Wednesday, May 29, 2024

Richard Rohr--Commanded to love

 

A photo of people talking at the crest of a peak after a hike. The sun is setting.
 

Week Twenty-Two: Loving Neighbor, Loving Self

 

Commanded to Love

 
 
 

Father Richard describes how we can grow in our love for God, others, and ourselves: 

The God Jesus incarnates and embodies is not a distant God that must be placated. Jesus’ God is not sitting on some throne demanding worship and throwing down thunderbolts like Zeus. Jesus never said, “Worship me.” He said, “Follow me.” He asks us to imitate him in his own journey of full incarnation. To do so, he gives us the two great commandments: (1) Love God with your whole heart, soul, mind, and strength; and (2) Love your neighbor as yourself (Mark 12:28–31; Luke 10:25–28). In the parable of the Good Samaritan (Luke 10:29–37), Jesus shows us that our “neighbor” even includes our “enemy.” 

So how do we love God? Many of us seem to have concluded that we love God by attending church services. For some reason, we think that makes God happy, but I’m not sure why. Jesus never talked about attending services, although church can be a good container to begin with. I believe our inability to recognize and love God in what is right in front of us has allowed us to separate religion from our actual lives.

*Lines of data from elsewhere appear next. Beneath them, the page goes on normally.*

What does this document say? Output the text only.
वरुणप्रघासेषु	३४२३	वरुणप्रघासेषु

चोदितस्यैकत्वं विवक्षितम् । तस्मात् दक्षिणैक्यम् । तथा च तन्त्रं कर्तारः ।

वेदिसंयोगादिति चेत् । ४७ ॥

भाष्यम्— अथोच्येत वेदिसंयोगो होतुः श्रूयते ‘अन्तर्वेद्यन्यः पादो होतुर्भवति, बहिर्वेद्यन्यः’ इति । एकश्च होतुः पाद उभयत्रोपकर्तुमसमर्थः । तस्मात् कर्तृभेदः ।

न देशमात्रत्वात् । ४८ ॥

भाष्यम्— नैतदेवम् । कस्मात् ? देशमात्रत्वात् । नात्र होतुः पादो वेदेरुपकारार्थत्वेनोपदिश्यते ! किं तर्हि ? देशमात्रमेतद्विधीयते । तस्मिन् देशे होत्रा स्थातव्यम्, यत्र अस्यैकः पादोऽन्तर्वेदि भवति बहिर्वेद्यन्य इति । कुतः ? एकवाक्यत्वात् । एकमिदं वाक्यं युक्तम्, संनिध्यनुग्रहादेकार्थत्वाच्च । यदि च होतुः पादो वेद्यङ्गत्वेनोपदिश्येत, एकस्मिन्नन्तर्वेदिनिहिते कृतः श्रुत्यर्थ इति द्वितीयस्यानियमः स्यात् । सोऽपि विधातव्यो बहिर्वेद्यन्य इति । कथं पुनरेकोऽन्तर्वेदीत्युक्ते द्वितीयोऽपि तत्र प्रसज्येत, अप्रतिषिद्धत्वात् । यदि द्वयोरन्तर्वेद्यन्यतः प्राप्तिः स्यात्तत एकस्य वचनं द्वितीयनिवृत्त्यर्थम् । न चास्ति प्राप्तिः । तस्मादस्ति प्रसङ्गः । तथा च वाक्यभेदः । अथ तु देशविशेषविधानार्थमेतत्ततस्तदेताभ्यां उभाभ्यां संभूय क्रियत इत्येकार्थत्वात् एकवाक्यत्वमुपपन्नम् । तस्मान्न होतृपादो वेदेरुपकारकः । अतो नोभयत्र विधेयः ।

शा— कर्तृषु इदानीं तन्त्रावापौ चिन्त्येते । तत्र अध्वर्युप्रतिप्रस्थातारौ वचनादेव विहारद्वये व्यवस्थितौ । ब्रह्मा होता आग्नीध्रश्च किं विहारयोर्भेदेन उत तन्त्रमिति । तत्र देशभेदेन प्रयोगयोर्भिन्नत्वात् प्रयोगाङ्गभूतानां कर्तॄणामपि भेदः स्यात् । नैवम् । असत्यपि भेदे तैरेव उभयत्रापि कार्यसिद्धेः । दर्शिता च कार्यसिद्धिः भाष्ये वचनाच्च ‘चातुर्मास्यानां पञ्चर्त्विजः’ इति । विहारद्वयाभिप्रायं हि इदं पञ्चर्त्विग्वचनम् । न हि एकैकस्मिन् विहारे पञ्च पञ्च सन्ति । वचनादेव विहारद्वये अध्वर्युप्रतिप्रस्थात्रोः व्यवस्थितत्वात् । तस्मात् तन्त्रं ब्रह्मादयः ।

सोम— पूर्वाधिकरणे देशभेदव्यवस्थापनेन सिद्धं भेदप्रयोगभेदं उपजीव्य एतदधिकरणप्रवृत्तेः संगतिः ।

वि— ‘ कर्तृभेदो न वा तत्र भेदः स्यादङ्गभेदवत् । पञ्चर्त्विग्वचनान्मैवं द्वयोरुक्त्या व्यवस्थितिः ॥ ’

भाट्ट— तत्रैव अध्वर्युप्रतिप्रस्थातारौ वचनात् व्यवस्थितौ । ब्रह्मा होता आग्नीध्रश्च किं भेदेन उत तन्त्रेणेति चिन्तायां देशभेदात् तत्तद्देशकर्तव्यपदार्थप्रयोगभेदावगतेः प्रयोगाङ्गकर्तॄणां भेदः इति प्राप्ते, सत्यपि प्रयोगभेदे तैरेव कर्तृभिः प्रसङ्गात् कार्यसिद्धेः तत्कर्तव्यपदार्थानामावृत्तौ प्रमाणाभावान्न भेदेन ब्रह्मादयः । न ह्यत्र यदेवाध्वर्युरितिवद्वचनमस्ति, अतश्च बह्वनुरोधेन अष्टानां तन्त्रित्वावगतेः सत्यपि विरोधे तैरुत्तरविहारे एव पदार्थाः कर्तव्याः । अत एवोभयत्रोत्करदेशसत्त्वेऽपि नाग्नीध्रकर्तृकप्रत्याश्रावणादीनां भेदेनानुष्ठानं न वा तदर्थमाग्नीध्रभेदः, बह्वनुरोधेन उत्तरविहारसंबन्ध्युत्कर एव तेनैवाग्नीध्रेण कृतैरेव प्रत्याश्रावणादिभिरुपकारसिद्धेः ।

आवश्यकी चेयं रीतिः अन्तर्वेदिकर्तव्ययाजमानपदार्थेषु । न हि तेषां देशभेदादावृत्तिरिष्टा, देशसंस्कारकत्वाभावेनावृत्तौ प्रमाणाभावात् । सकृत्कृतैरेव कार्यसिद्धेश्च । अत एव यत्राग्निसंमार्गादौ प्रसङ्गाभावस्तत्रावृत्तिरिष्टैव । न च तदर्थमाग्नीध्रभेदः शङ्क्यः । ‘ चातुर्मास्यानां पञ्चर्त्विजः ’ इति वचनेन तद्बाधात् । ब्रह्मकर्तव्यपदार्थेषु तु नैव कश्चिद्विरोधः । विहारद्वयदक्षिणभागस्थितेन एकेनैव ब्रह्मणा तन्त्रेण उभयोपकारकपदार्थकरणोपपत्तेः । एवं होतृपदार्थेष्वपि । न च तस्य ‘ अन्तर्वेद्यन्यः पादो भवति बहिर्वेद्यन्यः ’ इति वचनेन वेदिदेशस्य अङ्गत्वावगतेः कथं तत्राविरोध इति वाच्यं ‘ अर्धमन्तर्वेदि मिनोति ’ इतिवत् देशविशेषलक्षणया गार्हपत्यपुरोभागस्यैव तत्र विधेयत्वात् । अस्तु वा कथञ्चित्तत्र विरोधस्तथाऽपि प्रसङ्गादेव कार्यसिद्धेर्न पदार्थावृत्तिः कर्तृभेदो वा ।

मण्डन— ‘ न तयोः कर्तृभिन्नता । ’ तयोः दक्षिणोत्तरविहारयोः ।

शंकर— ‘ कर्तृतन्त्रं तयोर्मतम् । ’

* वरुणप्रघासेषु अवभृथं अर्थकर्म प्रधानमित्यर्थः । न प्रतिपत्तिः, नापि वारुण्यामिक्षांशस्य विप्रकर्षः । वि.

There is Sunday morning, and then there is real life. 

The only way I know how to teach anyone to love God, and how I myself seek to love God, is to love what God loves, which is everything and everyone, including you and including me! “We love because God first loved us” (1 John 4:19). “If we love one another, God remains in us, and God’s love is brought to perfection in us” (1 John 4:12). Then we love with God’s infinite love that can always flow through us. We’re able to love people and things for themselves and in themselves—and not for what they do for us. That takes both work and surrender. As we get ourselves out of the way, there is a slow but real expansion of consciousness. We’re not the central reference point anymore. We love in greater and greater circles until we can finally do what Jesus did: love and forgive even our enemies. 

Most of us were given the impression that we had to be totally selfless, and when we couldn’t achieve that, many of us gave up altogether. One of John Duns Scotus’ most helpful teachings is that Christian morality at its best seeks “a harmony of goodness.” [1] We harmonize and balance necessary self-care with a constant expansion beyond ourselves to loving others. This is brilliant! It’s both simple and elegant, showing us how to love our neighbor as our self. Imagining and working toward this harmony keeps us from seeking impossible, private, and heroic ideals. Now the possibility of love is potentially right in front of us and always concrete. Love is no longer a theory or a heroic ideal. Love is seeking the good of as many as possible.